Class-Incremental Few-Shot Event Detection
This addresses the challenge of adapting event detection systems to new classes with limited data, which is incremental as it builds on existing knowledge distillation and prompt learning techniques.
The paper tackles the problem of event detection with new classes having few labeled instances by proposing a class-incremental few-shot event detection task and a method called Prompt-KD, which achieves superior performance on benchmark datasets like FewEvent and MAVEN.

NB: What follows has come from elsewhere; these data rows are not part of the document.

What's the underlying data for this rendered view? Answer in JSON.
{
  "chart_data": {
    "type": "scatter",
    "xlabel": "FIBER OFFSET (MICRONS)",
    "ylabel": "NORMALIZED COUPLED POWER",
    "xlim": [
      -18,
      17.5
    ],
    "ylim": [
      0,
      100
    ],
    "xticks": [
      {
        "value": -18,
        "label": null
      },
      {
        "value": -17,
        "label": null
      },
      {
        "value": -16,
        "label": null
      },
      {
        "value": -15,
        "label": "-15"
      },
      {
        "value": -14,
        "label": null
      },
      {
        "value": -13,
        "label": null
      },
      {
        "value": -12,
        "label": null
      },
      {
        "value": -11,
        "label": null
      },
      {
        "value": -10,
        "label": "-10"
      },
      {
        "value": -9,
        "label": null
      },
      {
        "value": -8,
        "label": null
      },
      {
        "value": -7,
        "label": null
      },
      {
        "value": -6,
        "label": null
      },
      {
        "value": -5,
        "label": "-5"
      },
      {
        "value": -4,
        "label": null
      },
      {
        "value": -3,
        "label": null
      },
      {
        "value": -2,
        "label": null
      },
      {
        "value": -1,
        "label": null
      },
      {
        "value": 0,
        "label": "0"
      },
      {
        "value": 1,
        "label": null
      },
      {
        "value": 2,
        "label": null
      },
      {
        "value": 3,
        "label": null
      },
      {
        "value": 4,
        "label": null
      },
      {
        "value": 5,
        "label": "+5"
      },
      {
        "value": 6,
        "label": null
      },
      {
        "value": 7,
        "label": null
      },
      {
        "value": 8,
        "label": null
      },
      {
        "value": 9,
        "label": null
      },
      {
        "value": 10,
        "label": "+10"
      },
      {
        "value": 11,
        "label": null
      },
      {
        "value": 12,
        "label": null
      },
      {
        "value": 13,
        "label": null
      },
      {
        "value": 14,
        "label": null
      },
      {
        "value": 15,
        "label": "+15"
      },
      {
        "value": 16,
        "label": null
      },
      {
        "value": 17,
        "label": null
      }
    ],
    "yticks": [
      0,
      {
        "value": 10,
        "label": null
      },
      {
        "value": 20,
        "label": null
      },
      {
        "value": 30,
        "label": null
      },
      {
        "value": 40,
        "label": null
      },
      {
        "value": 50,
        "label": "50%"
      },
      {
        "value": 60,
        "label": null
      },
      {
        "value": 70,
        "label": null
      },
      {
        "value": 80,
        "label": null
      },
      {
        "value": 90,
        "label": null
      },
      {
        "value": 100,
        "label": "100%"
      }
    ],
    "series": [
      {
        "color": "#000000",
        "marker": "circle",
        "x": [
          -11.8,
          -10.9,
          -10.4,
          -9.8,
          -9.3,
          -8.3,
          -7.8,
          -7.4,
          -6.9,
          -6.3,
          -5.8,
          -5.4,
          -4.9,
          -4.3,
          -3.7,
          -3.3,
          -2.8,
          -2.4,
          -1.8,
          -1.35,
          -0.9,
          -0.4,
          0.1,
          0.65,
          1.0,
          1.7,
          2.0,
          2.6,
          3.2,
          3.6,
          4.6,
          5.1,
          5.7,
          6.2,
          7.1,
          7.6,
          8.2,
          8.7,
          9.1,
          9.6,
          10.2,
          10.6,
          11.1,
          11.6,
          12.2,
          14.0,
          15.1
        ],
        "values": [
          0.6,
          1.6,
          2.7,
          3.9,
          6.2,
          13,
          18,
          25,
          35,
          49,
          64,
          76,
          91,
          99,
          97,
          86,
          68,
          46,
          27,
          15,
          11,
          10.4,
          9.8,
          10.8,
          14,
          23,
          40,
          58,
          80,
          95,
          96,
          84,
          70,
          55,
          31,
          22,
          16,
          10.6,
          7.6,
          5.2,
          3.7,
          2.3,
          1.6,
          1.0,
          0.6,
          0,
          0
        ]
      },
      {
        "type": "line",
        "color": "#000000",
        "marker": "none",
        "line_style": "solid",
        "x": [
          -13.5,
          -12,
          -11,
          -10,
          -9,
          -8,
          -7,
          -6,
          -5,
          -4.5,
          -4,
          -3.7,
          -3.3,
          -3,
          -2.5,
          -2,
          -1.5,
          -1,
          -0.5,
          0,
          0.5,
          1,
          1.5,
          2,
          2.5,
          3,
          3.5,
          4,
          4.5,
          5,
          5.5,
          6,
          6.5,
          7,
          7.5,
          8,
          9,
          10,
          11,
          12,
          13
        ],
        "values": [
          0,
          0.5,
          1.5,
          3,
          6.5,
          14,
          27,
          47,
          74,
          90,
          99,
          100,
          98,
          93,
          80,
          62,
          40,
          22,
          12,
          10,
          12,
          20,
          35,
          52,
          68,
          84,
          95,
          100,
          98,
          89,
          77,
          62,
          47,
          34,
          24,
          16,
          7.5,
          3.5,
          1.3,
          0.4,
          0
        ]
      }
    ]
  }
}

Event detection is one of the fundamental tasks in information extraction and knowledge graph. However, a realistic event detection system often needs to deal with new event classes constantly. These new classes usually have only a few labeled instances as it is time-consuming and labor-intensive to annotate a large number of unlabeled instances. Therefore, this paper proposes a new task, called class-incremental few-shot event detection. Nevertheless, this task faces two problems, i.e., old knowledge forgetting and new class overfitting. To solve these problems, this paper further presents a novel knowledge distillation and prompt learning based method, called Prompt-KD. Specifically, to handle the forgetting problem about old knowledge, Prompt-KD develops an attention based multi-teacher knowledge distillation framework, where the ancestor teacher model pre-trained on base classes is reused in all learning sessions, and the father teacher model derives the current student model via adaptation. On the other hand, in order to cope with the few-shot learning scenario and alleviate the corresponding new class overfitting problem, Prompt-KD is also equipped with a prompt learning mechanism. Extensive experiments on two benchmark datasets, i.e., FewEvent and MAVEN, demonstrate the superior performance of Prompt-KD.